The worldwide handset market appears to be coming out of its funk, but that’s not entirely good news if you’re a phone maker. The top five worldwide manufacturers saw a combined 7 percent year-over-year decrease in handset volumes during the third quarter, according to a report from Deutsche Bank this morning, with 228 million handsets shipped. But the shrinkage was a vast improvement over the previous three quarters, each of which saw double-digit percentage declines from 2008 volumes. The figures indicate “a sign of renewed growth for next year,” Deutsche Bank analysts said, but that maturation could lead to brutal price wars and thinning margins for manufacturers.
Deutsche Bank’s numbers mirror last week’s reports from IDC and Strategy Analytics that indicate the market is finally turning around. Strategy Analytics reported a 4 percent year-over-year drop in worldwide phone sales during the third quarter, and predicted a 3 percent annual increase during the fourth quarter. Much of the expected growth will come as phone makers slash prices to blow out older inventory and make room for newer, more lucrative hardware. Nokia cut prices across its portfolio a week ago, and Deutsche Bank reported a 1 percent drop in the average selling price of handsets worldwide. That trend is likely to ramp up as we enter the holiday season and new handsets such as the Motorola Droid and BlackBerry Storm 2 come to market.
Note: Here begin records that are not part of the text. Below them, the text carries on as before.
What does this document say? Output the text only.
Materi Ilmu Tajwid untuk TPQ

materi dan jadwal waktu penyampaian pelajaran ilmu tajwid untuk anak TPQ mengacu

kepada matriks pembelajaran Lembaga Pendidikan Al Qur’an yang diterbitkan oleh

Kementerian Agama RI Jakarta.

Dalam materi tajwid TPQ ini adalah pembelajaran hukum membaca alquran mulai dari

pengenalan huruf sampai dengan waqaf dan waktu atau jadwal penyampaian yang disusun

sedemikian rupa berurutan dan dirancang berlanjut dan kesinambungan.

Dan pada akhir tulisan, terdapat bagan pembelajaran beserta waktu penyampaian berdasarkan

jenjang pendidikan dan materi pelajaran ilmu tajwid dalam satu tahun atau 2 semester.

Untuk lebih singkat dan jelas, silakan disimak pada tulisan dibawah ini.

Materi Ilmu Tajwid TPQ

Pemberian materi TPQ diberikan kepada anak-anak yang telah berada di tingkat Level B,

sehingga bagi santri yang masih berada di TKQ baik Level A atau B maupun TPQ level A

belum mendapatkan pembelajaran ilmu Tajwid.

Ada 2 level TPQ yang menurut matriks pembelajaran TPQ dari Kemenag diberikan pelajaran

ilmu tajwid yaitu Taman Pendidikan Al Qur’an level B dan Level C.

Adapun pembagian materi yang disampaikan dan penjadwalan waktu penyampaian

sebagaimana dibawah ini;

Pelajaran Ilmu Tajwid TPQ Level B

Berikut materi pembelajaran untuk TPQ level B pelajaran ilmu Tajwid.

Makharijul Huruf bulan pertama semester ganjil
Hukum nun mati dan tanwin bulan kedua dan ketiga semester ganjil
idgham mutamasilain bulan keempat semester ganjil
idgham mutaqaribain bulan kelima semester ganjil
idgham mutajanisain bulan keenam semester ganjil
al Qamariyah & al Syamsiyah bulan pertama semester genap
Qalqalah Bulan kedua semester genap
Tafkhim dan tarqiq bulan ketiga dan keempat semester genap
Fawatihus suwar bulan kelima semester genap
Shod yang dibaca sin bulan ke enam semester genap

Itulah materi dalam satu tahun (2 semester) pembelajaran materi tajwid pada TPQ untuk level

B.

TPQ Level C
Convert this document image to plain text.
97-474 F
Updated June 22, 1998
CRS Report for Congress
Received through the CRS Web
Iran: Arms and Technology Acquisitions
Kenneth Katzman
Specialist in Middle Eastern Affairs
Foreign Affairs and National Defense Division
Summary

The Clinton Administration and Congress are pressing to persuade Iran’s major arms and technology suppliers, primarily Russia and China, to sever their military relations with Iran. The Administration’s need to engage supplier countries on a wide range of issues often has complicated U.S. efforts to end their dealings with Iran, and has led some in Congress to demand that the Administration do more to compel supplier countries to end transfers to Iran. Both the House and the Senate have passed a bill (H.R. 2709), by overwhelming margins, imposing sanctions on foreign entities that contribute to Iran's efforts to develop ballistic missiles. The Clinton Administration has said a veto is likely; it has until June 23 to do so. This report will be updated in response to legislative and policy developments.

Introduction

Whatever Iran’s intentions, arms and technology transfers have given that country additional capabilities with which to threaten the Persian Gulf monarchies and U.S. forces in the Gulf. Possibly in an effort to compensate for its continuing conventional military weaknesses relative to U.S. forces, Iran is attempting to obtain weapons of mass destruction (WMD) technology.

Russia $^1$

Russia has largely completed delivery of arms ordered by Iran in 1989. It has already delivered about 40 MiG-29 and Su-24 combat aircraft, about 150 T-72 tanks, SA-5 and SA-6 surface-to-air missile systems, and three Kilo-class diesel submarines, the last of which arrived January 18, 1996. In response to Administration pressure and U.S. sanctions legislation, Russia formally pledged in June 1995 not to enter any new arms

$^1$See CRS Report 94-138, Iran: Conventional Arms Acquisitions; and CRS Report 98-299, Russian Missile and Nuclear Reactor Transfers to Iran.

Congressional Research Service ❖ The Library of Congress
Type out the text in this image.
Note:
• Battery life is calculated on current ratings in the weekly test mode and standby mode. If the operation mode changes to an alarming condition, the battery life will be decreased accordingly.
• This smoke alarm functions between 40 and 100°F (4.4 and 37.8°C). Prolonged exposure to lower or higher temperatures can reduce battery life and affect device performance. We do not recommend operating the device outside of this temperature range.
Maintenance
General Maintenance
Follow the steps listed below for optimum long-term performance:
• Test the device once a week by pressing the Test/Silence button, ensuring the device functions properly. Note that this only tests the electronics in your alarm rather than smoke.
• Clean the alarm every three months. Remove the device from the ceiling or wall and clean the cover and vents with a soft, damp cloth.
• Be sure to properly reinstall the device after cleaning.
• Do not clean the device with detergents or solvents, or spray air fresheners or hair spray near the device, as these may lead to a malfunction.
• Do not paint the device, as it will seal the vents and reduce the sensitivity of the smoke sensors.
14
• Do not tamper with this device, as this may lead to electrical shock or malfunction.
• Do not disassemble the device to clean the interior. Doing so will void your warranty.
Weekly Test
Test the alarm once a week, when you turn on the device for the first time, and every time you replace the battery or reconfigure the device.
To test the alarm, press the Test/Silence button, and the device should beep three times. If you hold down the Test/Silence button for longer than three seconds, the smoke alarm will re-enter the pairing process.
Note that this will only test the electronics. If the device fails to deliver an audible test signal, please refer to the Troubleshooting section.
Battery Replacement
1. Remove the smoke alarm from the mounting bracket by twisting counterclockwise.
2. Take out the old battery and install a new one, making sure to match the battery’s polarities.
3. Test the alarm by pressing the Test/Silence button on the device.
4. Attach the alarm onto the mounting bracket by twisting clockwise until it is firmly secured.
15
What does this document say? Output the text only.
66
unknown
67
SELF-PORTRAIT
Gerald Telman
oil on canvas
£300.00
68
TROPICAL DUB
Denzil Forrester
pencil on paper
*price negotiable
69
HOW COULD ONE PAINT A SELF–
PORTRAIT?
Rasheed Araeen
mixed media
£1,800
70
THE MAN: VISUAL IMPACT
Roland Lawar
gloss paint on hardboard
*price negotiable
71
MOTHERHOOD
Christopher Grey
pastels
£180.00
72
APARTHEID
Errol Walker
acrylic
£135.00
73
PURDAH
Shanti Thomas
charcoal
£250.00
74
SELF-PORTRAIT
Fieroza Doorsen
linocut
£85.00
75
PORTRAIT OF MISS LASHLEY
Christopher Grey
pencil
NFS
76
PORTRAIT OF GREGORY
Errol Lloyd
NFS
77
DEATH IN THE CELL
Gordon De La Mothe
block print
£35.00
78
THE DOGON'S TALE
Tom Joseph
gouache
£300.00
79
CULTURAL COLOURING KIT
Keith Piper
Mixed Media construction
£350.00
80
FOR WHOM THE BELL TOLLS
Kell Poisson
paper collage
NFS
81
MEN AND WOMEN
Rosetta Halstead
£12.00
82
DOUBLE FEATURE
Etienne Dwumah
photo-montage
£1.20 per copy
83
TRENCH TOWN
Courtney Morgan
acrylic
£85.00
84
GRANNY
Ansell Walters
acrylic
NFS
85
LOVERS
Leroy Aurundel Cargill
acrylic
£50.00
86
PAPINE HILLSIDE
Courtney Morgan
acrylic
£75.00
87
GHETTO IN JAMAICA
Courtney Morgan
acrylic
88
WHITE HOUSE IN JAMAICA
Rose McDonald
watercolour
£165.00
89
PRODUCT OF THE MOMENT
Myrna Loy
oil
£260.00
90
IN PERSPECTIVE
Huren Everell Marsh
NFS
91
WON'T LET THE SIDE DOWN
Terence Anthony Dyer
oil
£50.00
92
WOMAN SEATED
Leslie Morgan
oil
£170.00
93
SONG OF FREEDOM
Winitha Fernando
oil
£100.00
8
While razor-thin margins are nothing new for manufacturers of bargain-basement feature phones, signs of a price war are already evident in the smartphone market. Apple lowered the bar and boosted sales with its $99 iPhone, prompting Verizon Wireless to drop the price of most of its smartphones to $100. So while 2010 may be a year of recovery for the handset industry at large, it may not be a great year for some manufacturers.